Il filme l’attente ou l’ennui, un temps suspendu qui s’étire juste à côté de la scène. Mais si le sujet semble hors champ, il se joue pourtant ici quelque chose de l’ordre d’un récit narratif sibyllin. Evoquant les états modifiés de conscience, l’artiste met au centre de son cadrage des « rêveries » pourtant nécessaires au fonctionnement d’une pensée rationnelle. Malgré la rumeur d’une arrivée imminente, qui sonnerait le début de l’action, au comptoir d’un bar (Le rouge de nos désirs, sur l’envers de nos cuirs, 2017) ou dans la campagne française (Le corbeau et le chacal, 2018) les protagonistes de ses histoires, inspirées de faits divers, restent absents. Les dés sont pipés, Thomas Schmahl écrit des scénarios sans début et sans fin. Les dialogues, prétextes heureux au déploiement d’une écriture poétique - que l’on retrouve dans les chansons écrites par l’artiste - plongent le spectateur dans un état de langueur, qui répond à la fébrilité d’acteurs nécessairement amateurs. Thomas Schmahl se reconnaît dans la volonté de Robert Bresson de travailler avec des « modèles » de cinéma, des interprètes amateurs, radicalement opposés aux comédiens professionnels des planches. Le film est ainsi toujours en train de se faire, dans une démarche collective et une fois encore résolument incertaine. Godard lui aussi disait à ses acteurs : « On saura quand le film sera terminé, quel est le personnage ». Dans les films de Thomas Schmahl, les « modèles » / personnages peuvent être aussi des montagnes auxquelles il prête des sentiments humains, si bien qu’il arrive même qu’elles tombent amoureuses.

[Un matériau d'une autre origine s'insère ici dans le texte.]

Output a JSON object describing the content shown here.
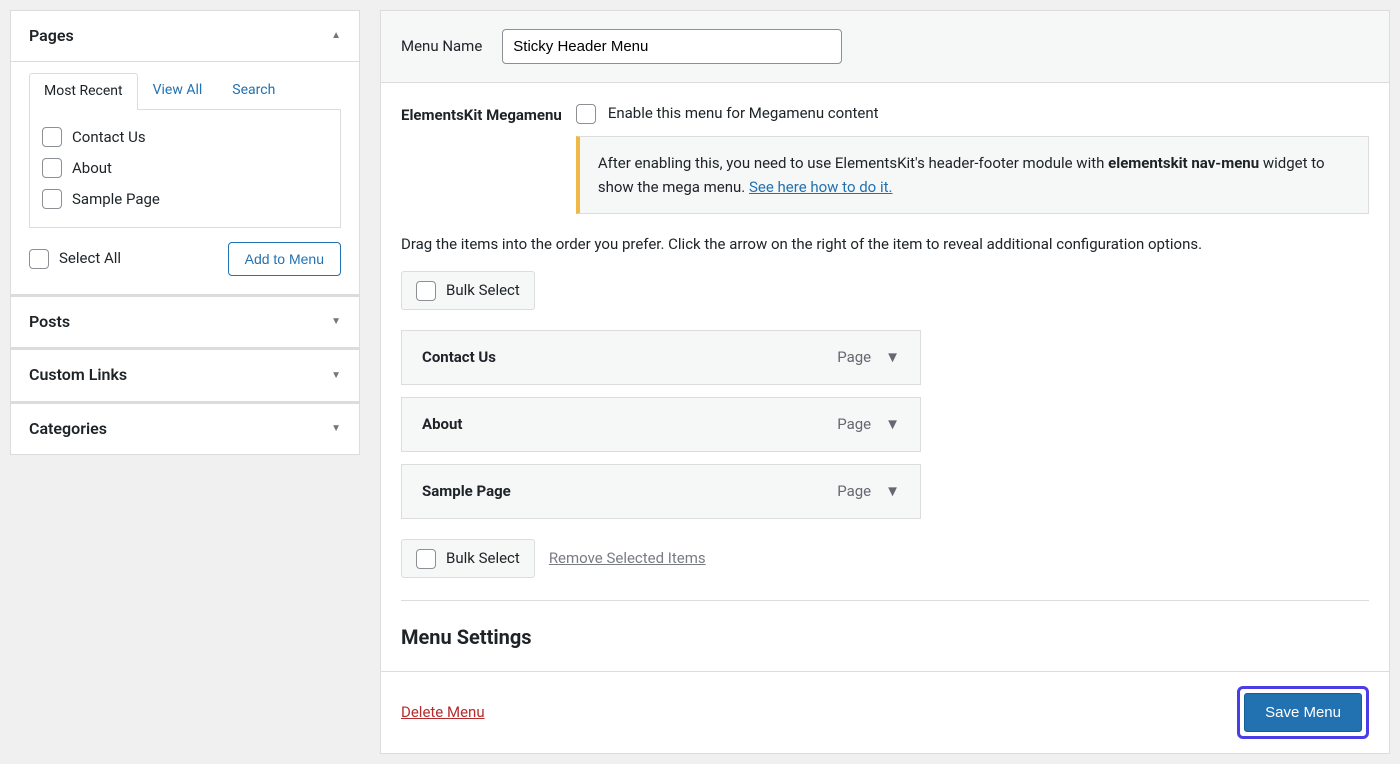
{
  "sidebar": {
    "pages": {
      "title": "Pages",
      "tabs": {
        "recent": "Most Recent",
        "all": "View All",
        "search": "Search"
      },
      "items": [
        "Contact Us",
        "About",
        "Sample Page"
      ],
      "select_all": "Select All",
      "add_btn": "Add to Menu"
    },
    "posts": "Posts",
    "custom_links": "Custom Links",
    "categories": "Categories"
  },
  "main": {
    "menu_name_label": "Menu Name",
    "menu_name_value": "Sticky Header Menu",
    "megamenu_label": "ElementsKit Megamenu",
    "enable_label": "Enable this menu for Megamenu content",
    "notice_pre": "After enabling this, you need to use ElementsKit's header-footer module with ",
    "notice_strong": "elementskit nav-menu",
    "notice_mid": " widget to show the mega menu. ",
    "notice_link": "See here how to do it.",
    "instructions": "Drag the items into the order you prefer. Click the arrow on the right of the item to reveal additional configuration options.",
    "bulk_select": "Bulk Select",
    "items": [
      {
        "title": "Contact Us",
        "type": "Page"
      },
      {
        "title": "About",
        "type": "Page"
      },
      {
        "title": "Sample Page",
        "type": "Page"
      }
    ],
    "remove_selected": "Remove Selected Items",
    "settings_heading": "Menu Settings",
    "delete_menu": "Delete Menu",
    "save_menu": "Save Menu"
  }
}
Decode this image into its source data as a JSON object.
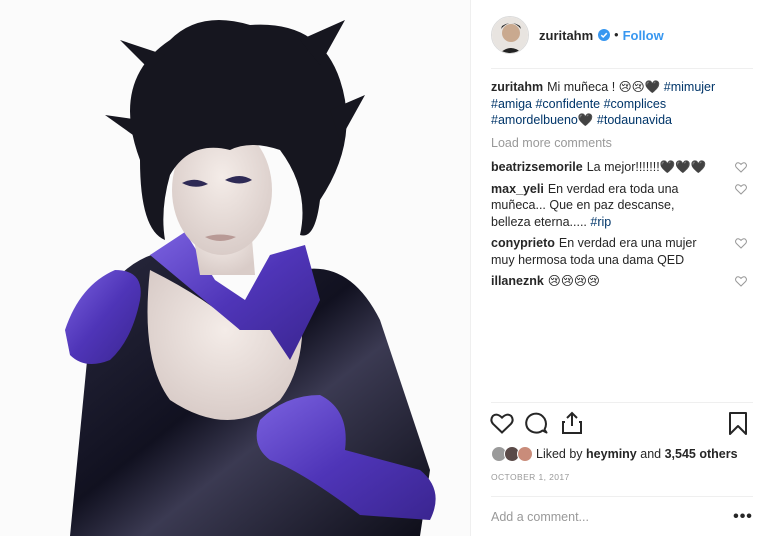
{
  "post": {
    "author": "zuritahm",
    "verified": true,
    "follow_label": "Follow",
    "separator": "•",
    "avatar_icon": "profile-avatar",
    "photo_alt": "Portrait photo"
  },
  "caption": {
    "user": "zuritahm",
    "text": "Mi muñeca ! 😢😢🖤",
    "tags": [
      "#mimujer",
      "#amiga",
      "#confidente",
      "#complices",
      "#amordelbueno🖤",
      "#todaunavida"
    ]
  },
  "load_more_label": "Load more comments",
  "comments": [
    {
      "user": "beatrizsemorile",
      "text": "La mejor!!!!!!!🖤🖤🖤",
      "tag": ""
    },
    {
      "user": "max_yeli",
      "text": "En verdad era toda una muñeca... Que en paz descanse, belleza eterna..... ",
      "tag": "#rip"
    },
    {
      "user": "conyprieto",
      "text": "En verdad era una mujer muy hermosa toda una dama QED",
      "tag": ""
    },
    {
      "user": "illaneznk",
      "text": "😢😢😢😢",
      "tag": ""
    }
  ],
  "actions": {
    "like_icon": "heart-icon",
    "comment_icon": "comment-icon",
    "share_icon": "share-icon",
    "save_icon": "bookmark-icon"
  },
  "likes": {
    "prefix": "Liked by",
    "user": "heyminy",
    "middle": "and",
    "count": "3,545 others"
  },
  "date": "OCTOBER 1, 2017",
  "add_comment": {
    "placeholder": "Add a comment...",
    "more_label": "•••"
  },
  "colors": {
    "link": "#3897f0",
    "hashtag": "#003569",
    "muted": "#999999",
    "suit": "#5b3fbf",
    "latex": "#1c1b2e"
  }
}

Les installations qu’il réalise relèvent quant à elles d’un décor de théâtre plus que de cinéma. Si leurs statuts sont ambivalents, quelques éléments identifiables, objets ou symboles, permettent de supposer le contexte de l’action. Il s’agit souvent d’espaces publics représentatifs d’une forme de mixité sociale : un terrain de foot (La coupe de rien, 2019), un bar (Le rouge de nos désirs, sur l’envers de nos cuirs, 2017) ou un marché (Un marché le mardi 26 juin, 2018).

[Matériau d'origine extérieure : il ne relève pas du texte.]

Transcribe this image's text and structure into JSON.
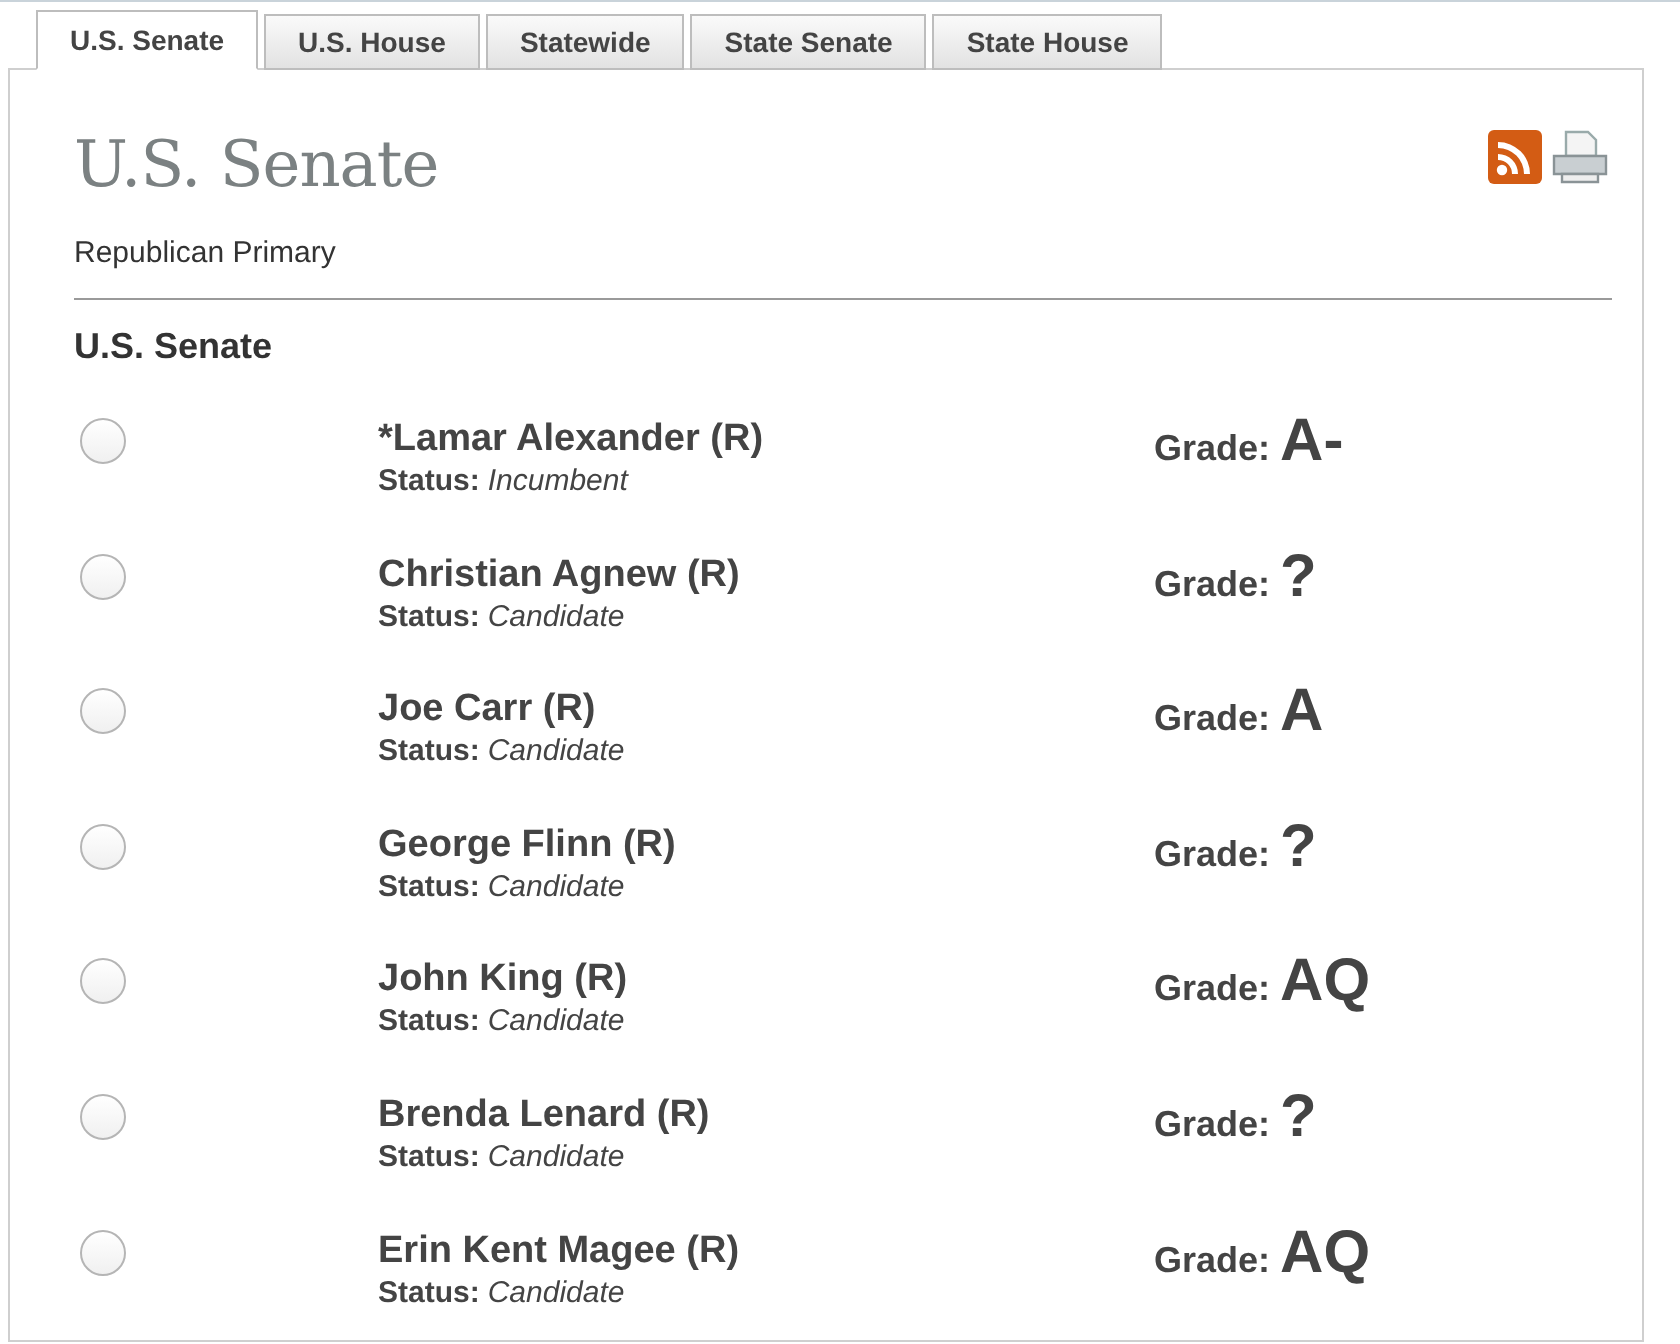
{
  "tabs": [
    {
      "label": "U.S. Senate",
      "selected": true
    },
    {
      "label": "U.S. House",
      "selected": false
    },
    {
      "label": "Statewide",
      "selected": false
    },
    {
      "label": "State Senate",
      "selected": false
    },
    {
      "label": "State House",
      "selected": false
    }
  ],
  "page_title": "U.S. Senate",
  "subtitle": "Republican Primary",
  "section_title": "U.S. Senate",
  "candidates": [
    {
      "name": "*Lamar Alexander (R)",
      "status_label": "Status:",
      "status": "Incumbent",
      "grade_label": "Grade:",
      "grade": "A-",
      "selected": false
    },
    {
      "name": "Christian Agnew (R)",
      "status_label": "Status:",
      "status": "Candidate",
      "grade_label": "Grade:",
      "grade": "?",
      "selected": false
    },
    {
      "name": "Joe Carr (R)",
      "status_label": "Status:",
      "status": "Candidate",
      "grade_label": "Grade:",
      "grade": "A",
      "selected": false
    },
    {
      "name": "George Flinn (R)",
      "status_label": "Status:",
      "status": "Candidate",
      "grade_label": "Grade:",
      "grade": "?",
      "selected": false
    },
    {
      "name": "John King (R)",
      "status_label": "Status:",
      "status": "Candidate",
      "grade_label": "Grade:",
      "grade": "AQ",
      "selected": false
    },
    {
      "name": "Brenda Lenard (R)",
      "status_label": "Status:",
      "status": "Candidate",
      "grade_label": "Grade:",
      "grade": "?",
      "selected": false
    },
    {
      "name": "Erin Kent Magee (R)",
      "status_label": "Status:",
      "status": "Candidate",
      "grade_label": "Grade:",
      "grade": "AQ",
      "selected": false
    }
  ]
}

Lorsque dans cet espace la performance est en cours, il est soudain donné à voir un duo de danseurs ou de clowns, à la gestuelle désopilante rappelant le cinéma de Tati. Thomas Schmahl et Adrien Tinchi se sont en effet associés pour « jouer » - si le terme est emprunté au lexique du théâtre, il est pourtant bien question ici d’un jeu - des performances chorégraphiées. Inspirés de John Wood et de Paul Harrison notamment, les deux artistes mettent au centre de la scène le corps, ses possibilités infinies de communication non verbale et son large potentiel comique. Dans La coupe de rien, ce sont, pendant 90 minutes, les instants les moins décisifs d’un match de foot qui sont mis en lumière ; tous ces gestes non pas « hors jeu » mais en « dehors » du jeu : l’attente des sportifs sur le banc de touche ou dans les cages, les étirements et autres massages de kinésithérapeutes, les aveux discrets de superstition, mais aussi les gestes des supporters dans les gradins, l’ennui et la bière entre les deux mi-temps… Une fois encore il s’agit de déplacer son regard vers l’anecdotique, le superflu, l’insignifiant. C’est ici qu’est le match.
Lorsqu’ils ne jouent pas au foot, Adrien Tinchi et Thomas Schmahl font des « provisions » pour la saison en cours : de pétanque et de Pastis pour l’été ou de boules de neige pour l’hiver. Le caractère cyclique de ces performances semble être un prétexte malicieux pour introduire régulièrement un humour quasi trivial dans le monde de l’art jugé trop sérieux. A la manière du sujet supposé des films de Thomas Schmahl, ces actions sont elles aussi « hors champ », faisant de leurs environnements des espaces sans cesse en attente d’activation. Une fois la performance terminée, le décor redevient installation, que le corps du visiteur traverse à son tour avec l’intime conviction qu'il s’y est passé quelque chose…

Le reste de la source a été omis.